Tuesday, December 18, 2012

Soup's On!

For years Marjon Mudde, a local Dutch artist, has wanted to involve me in one of her art projects.  After flirting with the idea of a recipe book using local produce, she decided to create a special pop-book featuring just one,  my recipe for curried pumpkin soup.  Marjon worked tirelessly on the design while I refined the recipe, and the result was presented at Marjon's studio Sunday morning.

The book is a triumph: cleverly constructed, humorous (Bosco even appears!) multi-colored, and still informative.  It is a joy to hold and use.

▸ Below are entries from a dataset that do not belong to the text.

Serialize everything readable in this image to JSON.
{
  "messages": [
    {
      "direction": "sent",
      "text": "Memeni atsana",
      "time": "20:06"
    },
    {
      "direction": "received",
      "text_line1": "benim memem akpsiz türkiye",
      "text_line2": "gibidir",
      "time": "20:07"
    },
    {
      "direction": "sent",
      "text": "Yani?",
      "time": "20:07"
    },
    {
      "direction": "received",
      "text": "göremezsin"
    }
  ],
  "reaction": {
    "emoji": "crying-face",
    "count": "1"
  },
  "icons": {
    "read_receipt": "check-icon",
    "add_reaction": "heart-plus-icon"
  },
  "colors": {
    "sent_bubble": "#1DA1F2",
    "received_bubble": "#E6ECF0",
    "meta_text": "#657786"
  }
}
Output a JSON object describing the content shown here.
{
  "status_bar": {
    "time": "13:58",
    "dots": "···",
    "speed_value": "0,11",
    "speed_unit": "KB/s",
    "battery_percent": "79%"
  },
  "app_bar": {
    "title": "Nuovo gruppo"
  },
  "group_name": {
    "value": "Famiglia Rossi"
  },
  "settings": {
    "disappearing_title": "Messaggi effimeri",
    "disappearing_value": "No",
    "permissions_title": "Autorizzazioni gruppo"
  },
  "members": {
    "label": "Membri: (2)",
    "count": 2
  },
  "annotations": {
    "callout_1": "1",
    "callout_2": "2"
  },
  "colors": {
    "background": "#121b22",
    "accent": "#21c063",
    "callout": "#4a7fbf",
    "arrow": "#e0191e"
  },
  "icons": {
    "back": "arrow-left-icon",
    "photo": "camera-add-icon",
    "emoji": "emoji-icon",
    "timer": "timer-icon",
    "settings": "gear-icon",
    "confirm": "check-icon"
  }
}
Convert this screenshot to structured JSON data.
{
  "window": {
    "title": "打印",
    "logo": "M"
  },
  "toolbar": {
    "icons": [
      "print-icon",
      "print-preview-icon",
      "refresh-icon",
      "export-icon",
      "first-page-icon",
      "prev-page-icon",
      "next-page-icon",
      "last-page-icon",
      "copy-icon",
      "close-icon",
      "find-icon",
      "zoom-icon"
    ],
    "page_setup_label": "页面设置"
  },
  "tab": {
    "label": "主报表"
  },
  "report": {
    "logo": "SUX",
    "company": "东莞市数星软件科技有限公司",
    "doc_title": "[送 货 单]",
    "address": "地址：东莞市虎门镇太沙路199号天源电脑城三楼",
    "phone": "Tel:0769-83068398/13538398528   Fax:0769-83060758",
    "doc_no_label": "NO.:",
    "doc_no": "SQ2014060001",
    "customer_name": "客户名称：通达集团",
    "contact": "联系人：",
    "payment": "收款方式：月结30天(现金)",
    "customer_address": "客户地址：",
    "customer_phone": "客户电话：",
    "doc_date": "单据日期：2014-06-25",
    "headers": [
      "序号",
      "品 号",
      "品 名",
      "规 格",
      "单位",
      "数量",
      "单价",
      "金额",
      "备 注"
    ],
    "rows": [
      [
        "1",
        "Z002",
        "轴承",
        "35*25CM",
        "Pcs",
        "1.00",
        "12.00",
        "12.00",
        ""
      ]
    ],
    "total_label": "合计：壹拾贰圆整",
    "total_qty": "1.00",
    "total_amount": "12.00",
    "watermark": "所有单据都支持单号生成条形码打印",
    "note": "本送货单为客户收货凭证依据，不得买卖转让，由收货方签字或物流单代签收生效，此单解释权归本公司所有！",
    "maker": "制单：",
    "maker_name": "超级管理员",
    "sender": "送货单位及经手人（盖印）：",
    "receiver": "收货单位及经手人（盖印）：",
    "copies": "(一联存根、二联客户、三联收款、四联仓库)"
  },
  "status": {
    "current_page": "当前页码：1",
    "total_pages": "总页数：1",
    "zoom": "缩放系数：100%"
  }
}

Those lucky enough to attend the demonstration were dazzled by Marjon's technique and attention to detail.  Suddenly 45 euros did not seem like a lot to pay for such a work of art.

Following the presentation, everyone got a chance to taste the curried pumpkin soup at a lunch prepared by Martine at the the Puits de Jour cafe.  Like the book itself, the soup was also a success.